Les pouvoirs publics financent une guerre secrète contre certains citoyens. COÛT : 1,5 MILLION D’EUROS


Le sénateur américain Joseph McCarthy, tristement célèbre pour sa chasse aux sorcières contre les communistes dans les années 50. Comment la France, à travers la MILS, a remis au goût du jour une chasse aux sorcières style McCarthy.

Rappelez-vous : le 1er mai dernier, ils étaient tous là, dans les rues noires de monde, venus pour défendre les valeurs de la démocratie et dire leur attachement aux libertés. Une grande foule multicolore, joyeuse et déterminée, « black, blanc, beur » pour reprendre une expression imagée, unie dans son refus de l’extrémisme sous toutes ses formes.

La liberté de pensée, le droit à la diversité des expressions et des convictions étaient au cœur de cette mobilisation générale, sans distinction d’âge ni de classe sociale. Les campagnes d’exclusion contre les membres des minorités religieuses, ethniques ou raciales n’ont plus leur place dans cette France multi-culturelle dont tous se réclament.

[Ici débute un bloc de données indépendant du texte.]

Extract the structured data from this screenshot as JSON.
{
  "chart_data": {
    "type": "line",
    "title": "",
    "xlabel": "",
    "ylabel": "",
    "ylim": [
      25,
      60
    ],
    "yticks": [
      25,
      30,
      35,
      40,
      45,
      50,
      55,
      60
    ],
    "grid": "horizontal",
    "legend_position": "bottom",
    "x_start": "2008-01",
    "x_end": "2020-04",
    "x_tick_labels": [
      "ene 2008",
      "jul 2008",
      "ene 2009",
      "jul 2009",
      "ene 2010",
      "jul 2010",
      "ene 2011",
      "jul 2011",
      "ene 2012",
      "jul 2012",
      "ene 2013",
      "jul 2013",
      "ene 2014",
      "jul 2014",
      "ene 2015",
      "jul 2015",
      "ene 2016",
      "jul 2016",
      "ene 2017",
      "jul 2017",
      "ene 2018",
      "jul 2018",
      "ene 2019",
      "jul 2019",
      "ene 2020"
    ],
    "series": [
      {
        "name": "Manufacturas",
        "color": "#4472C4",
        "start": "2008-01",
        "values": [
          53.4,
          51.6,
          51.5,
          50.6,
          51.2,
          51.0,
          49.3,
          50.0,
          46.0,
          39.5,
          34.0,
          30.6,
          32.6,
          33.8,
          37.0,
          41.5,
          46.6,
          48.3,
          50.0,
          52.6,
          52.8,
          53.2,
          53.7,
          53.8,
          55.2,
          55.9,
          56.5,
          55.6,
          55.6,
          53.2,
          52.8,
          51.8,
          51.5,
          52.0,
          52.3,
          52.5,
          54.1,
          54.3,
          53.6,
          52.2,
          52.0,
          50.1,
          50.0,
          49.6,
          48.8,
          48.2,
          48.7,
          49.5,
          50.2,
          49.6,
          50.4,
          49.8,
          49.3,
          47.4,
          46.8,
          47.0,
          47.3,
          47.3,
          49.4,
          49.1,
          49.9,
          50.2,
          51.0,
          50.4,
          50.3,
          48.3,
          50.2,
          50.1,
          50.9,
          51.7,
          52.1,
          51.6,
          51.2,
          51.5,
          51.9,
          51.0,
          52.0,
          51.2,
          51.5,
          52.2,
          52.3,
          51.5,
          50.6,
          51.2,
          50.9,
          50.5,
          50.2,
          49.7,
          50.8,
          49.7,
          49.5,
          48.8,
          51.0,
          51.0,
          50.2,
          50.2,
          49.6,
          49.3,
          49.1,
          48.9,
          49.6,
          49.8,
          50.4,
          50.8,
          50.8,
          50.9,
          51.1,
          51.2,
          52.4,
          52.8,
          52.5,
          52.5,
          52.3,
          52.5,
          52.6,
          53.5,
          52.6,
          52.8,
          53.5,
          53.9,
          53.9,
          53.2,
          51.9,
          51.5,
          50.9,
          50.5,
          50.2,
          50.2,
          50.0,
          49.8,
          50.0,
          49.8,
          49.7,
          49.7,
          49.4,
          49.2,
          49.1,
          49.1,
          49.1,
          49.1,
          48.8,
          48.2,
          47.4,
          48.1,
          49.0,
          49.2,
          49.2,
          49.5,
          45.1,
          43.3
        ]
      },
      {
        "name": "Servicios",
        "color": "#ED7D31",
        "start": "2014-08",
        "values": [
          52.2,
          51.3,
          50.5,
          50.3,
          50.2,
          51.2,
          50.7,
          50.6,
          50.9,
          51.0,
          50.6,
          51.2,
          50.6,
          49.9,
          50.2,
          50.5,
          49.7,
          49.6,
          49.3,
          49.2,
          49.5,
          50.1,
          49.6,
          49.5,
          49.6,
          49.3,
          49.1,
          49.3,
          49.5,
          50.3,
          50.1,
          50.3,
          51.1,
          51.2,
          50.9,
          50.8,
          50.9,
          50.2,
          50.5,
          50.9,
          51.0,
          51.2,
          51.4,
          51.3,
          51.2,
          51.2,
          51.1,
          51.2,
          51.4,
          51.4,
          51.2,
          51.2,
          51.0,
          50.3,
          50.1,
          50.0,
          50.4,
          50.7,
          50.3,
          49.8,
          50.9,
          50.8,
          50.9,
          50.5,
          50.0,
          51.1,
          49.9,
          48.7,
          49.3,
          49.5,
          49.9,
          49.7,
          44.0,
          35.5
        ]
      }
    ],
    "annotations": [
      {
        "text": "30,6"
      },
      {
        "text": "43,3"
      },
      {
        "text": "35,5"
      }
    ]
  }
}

La menace extrémiste a suffi à mobiliser des millions d’électeurs, amenant un changement radical dans le climat politique et le résultat des élections.

Depuis, nous avons entendu les promesses répétées des autorités de lutter contre la montée de l’extrémisme. Non sans hypocrisie cependant, puisque l’Etat continue à soutenir — avec l’argent des contribuables — des groupes qui encouragent notoirement l’exclusion de certaines catégories de citoyens français.

De nouveaux documents obtenus en application de la loi d’accès aux documents administratifs révèlent que ces fonds se sont élevés pour la seule année 2000 à 10 millions de francs (1,5 million d’euros).

VIOLATION DE LA LAÏCITE

Ces subventions représentent environ 85 % du financement de deux associations « privées » : la prétendue « Association de Défense de la Famille et de l’Individu » (ADFI) et le « Centre Contre les Manipulations Mentales » (CCMM), dont l’histoire s’accompagne de la destruction de carrières, de familles et de la vie de personnes à cause de leurs convictions religieuses ou philosophiques.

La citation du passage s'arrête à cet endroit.